Черчилль осознавал, что в США предстоит долгая борьба за законодательное одобрение Акта о ленд-лизе, но его ободрило ясное публичное заявление Рузвельта о сочувствии Британии. Мало того: Рузвельт решил направить в Лондон своего личного представителя, которому предстояло прибыть уже в ближайшие дни. Поначалу имя этого человека ничего не говорило британскому премьеру: Гарри Гопкинс. Услышав его, Черчилль демонстративно переспросил: «
Впрочем, теперь он понимал, что Гопкинс настолько близкий конфидент президента, что он даже проживает в Белом доме, в помещениях на втором этаже, некогда служивших офисом Авраама Линкольна, практически дверь в дверь с самим президентом. Брендан Бракен, помощник Черчилля, назвал Гопкинса «наиболее важным американским визитером из всех, какие когда-либо посещали нашу страну» и считал, что тот способен влиять на Рузвельта «сильнее, чем кто-либо из живущих»[828]
.Когда в эту ночь Черчилль наконец лег в постель, он испытывал немалую удовлетворенность и оптимизм. Он улыбался, «устраиваясь под одеялами», записал Колвилл в дневнике, и «в кои-то веки даже соблаговолил извиниться, что задержал меня допоздна»[829]
.Для Памелы Черчилль год начался со смешанным чувством радости и печали. Она скучала по Рандольфу. «О! Хотела бы я, чтобы ты был здесь и покрепче обнял меня, – писала она ему 1 января. – Тогда я была бы так счастлива. А то я тут одна и впадаю в панику, думаю, что, если тебя долго не будет, ты меня забудешь, и я этого не могу вынести. Пожалуйста, постарайся не забыть меня, Ранди».
Кроме того, она поведала, что для младенца Уинстона прислали специальный противогаз. «Он [Уинстон] помещается в него целиком», – сообщила она, добавив, что скоро планирует сходить на лекцию об отравляющих газах, которую будут читать в местной больнице[830]

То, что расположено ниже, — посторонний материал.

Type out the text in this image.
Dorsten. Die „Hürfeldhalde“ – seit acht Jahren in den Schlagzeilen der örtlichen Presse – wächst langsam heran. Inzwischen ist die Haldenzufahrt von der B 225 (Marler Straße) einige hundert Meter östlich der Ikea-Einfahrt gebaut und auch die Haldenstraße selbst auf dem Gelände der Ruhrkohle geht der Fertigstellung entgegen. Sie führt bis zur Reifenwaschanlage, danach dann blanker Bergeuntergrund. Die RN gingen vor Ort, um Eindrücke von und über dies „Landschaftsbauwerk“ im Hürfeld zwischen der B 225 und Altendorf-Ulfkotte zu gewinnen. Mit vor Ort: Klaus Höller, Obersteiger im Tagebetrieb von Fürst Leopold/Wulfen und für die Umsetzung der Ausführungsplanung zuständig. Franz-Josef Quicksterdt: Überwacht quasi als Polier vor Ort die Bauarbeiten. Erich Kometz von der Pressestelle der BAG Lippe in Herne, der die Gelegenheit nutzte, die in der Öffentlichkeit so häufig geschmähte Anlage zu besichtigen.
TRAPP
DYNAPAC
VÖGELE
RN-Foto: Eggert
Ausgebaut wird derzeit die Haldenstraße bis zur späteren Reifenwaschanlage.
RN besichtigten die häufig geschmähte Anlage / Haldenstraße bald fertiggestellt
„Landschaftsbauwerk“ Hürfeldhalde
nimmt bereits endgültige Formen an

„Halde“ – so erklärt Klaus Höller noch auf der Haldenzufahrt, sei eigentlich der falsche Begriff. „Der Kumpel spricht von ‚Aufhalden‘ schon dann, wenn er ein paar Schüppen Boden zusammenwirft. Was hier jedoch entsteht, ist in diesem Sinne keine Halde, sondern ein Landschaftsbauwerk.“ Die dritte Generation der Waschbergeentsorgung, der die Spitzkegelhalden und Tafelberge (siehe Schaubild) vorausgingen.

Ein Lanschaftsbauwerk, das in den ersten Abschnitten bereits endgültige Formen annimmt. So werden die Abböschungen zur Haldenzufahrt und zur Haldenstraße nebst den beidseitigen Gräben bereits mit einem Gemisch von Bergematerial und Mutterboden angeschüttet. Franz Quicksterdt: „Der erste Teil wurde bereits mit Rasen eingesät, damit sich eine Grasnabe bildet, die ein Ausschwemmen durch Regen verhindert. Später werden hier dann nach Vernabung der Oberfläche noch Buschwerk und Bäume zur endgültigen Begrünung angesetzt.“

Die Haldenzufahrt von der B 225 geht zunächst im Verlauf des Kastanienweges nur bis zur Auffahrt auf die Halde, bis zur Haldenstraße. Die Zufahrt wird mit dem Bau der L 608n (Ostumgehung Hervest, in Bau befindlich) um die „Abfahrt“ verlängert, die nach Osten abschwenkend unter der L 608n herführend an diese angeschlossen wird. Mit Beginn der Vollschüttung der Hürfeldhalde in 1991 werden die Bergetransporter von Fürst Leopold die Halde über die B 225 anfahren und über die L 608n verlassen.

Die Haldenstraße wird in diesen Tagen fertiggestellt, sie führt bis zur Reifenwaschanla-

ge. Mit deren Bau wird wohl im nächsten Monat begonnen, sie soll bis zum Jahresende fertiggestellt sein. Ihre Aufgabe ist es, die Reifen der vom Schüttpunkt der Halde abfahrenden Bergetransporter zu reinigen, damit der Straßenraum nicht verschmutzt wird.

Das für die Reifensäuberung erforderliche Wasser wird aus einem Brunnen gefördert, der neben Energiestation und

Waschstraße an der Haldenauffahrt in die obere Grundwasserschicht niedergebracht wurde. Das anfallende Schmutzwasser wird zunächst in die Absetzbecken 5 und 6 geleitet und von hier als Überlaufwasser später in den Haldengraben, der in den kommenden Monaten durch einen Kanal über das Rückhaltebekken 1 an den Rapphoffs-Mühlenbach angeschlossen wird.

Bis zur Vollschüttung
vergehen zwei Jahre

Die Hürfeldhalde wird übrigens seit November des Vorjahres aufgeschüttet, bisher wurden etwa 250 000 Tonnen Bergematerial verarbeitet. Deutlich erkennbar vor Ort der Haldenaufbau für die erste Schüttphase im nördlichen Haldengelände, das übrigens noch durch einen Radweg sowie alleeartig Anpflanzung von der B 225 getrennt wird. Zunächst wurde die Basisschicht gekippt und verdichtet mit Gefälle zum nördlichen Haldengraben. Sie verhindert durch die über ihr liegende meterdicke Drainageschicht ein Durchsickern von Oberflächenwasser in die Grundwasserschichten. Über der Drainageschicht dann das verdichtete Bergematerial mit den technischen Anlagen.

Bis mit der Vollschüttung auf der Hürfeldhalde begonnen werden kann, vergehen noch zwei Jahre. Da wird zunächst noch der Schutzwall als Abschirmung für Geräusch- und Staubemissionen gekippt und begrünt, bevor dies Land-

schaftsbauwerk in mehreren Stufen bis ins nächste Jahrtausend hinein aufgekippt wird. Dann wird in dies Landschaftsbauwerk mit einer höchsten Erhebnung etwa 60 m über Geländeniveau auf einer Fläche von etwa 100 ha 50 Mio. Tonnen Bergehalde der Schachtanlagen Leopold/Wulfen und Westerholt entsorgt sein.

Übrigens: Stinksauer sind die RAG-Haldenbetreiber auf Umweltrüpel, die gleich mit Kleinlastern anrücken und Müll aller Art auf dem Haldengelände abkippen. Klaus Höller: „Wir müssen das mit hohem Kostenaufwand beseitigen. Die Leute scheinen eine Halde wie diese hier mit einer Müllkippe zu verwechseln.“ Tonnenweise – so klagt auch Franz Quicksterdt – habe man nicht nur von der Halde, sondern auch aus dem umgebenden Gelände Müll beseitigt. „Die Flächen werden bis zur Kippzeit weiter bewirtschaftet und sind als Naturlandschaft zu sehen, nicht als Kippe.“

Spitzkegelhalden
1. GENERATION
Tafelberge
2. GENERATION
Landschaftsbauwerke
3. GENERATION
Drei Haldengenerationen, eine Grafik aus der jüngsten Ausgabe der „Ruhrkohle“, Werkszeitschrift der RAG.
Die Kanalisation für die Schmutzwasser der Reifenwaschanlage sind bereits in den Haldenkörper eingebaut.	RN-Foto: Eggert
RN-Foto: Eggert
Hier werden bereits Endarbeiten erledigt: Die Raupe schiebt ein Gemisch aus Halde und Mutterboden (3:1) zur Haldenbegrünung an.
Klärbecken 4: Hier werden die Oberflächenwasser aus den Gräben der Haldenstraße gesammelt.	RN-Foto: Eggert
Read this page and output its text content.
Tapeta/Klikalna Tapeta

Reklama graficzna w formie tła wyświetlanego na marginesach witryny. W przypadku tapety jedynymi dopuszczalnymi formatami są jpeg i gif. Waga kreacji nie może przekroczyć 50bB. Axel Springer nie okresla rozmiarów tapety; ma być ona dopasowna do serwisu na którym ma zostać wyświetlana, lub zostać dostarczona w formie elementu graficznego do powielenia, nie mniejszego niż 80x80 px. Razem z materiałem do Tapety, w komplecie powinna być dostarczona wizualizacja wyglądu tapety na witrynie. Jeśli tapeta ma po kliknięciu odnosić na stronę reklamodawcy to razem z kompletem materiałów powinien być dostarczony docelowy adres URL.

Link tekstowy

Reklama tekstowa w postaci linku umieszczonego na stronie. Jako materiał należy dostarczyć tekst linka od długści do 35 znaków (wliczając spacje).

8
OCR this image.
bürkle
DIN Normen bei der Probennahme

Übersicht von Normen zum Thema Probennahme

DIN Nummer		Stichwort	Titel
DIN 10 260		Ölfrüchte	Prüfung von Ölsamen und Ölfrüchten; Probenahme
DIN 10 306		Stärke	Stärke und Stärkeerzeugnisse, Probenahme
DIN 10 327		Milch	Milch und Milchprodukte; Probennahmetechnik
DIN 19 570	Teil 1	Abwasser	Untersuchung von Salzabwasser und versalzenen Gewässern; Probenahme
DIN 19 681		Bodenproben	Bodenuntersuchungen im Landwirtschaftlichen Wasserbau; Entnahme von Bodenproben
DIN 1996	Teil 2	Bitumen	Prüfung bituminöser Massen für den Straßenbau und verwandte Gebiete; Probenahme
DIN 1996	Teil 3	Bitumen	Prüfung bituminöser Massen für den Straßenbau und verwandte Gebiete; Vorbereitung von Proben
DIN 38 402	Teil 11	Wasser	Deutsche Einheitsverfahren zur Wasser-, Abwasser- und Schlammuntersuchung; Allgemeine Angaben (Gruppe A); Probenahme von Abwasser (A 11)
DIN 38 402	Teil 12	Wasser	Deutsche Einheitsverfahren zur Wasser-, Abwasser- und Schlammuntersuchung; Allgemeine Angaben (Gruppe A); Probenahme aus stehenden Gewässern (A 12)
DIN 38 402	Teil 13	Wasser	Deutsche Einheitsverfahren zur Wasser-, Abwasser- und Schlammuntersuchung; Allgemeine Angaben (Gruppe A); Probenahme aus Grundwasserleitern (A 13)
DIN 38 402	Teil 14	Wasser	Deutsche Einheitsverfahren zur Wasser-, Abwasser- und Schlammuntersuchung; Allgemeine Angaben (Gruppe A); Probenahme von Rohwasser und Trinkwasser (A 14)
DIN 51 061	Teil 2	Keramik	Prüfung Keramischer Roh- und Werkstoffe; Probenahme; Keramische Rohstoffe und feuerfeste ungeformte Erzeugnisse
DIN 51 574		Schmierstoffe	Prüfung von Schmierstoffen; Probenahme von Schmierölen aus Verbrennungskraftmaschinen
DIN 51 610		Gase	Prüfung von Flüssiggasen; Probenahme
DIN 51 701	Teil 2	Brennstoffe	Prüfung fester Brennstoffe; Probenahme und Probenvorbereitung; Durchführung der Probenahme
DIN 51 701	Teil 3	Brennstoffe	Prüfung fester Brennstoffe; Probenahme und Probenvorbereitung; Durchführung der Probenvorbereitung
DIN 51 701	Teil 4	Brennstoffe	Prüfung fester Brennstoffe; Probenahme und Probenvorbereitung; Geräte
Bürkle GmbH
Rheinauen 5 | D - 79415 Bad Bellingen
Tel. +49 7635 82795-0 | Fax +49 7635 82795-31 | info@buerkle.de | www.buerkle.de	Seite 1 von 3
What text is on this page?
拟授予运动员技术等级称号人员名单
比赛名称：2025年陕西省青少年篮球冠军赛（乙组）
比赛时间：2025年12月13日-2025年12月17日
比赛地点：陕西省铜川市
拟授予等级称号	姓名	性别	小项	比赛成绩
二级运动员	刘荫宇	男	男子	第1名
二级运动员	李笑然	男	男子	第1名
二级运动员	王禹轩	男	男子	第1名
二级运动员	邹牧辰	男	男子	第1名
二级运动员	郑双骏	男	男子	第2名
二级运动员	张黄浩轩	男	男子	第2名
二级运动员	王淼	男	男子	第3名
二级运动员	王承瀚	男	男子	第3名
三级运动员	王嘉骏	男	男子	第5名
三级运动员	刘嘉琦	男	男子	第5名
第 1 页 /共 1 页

.Бивербрук все же остался министром авиационной промышленности, однако не стал председателем Совета по импорту. Не стал им и Черчилль – несмотря на свою угрозу взойти на эту Голгофу.
Глава 71
Казалось, человек, вошедший в дом 10 по Даунинг-стрит утром в пятницу, 10 января, плохо себя чувствует. Лицо у него было болезненно-желтоватым, вся фигура создавала впечатление хрупкости и изможденности, а огромное пальто лишь усиливало этот эффект. Памела Черчилль заметила, что он, похоже, вообще никогда не снимает пальто. При первой встрече ее поразила его наружность, и ощущение, что он весьма нездоров, подчеркивалось изжеванной незажженной сигаретой, которую он держал во рту. Накануне, прибыв в порт для гидросамолетов, расположенный в Пуле (примерно в сотне миль от Лондона), от страшной усталости он даже не мог отстегнуть ремень безопасности. «Он совершенно не походил на типичный образ авторитетного и именитого эмиссара, – писал «Мопс» Исмей. – Вид у него был ужасно неряшливый; его одежда выглядела так, словно он имеет привычку спать в ней, а его шляпа – словно он время от времени намеренно на нее садится. При этом он казался таким больным и хрупким, словно его может сбить с ног малейшее дуновение ветра»[831]
.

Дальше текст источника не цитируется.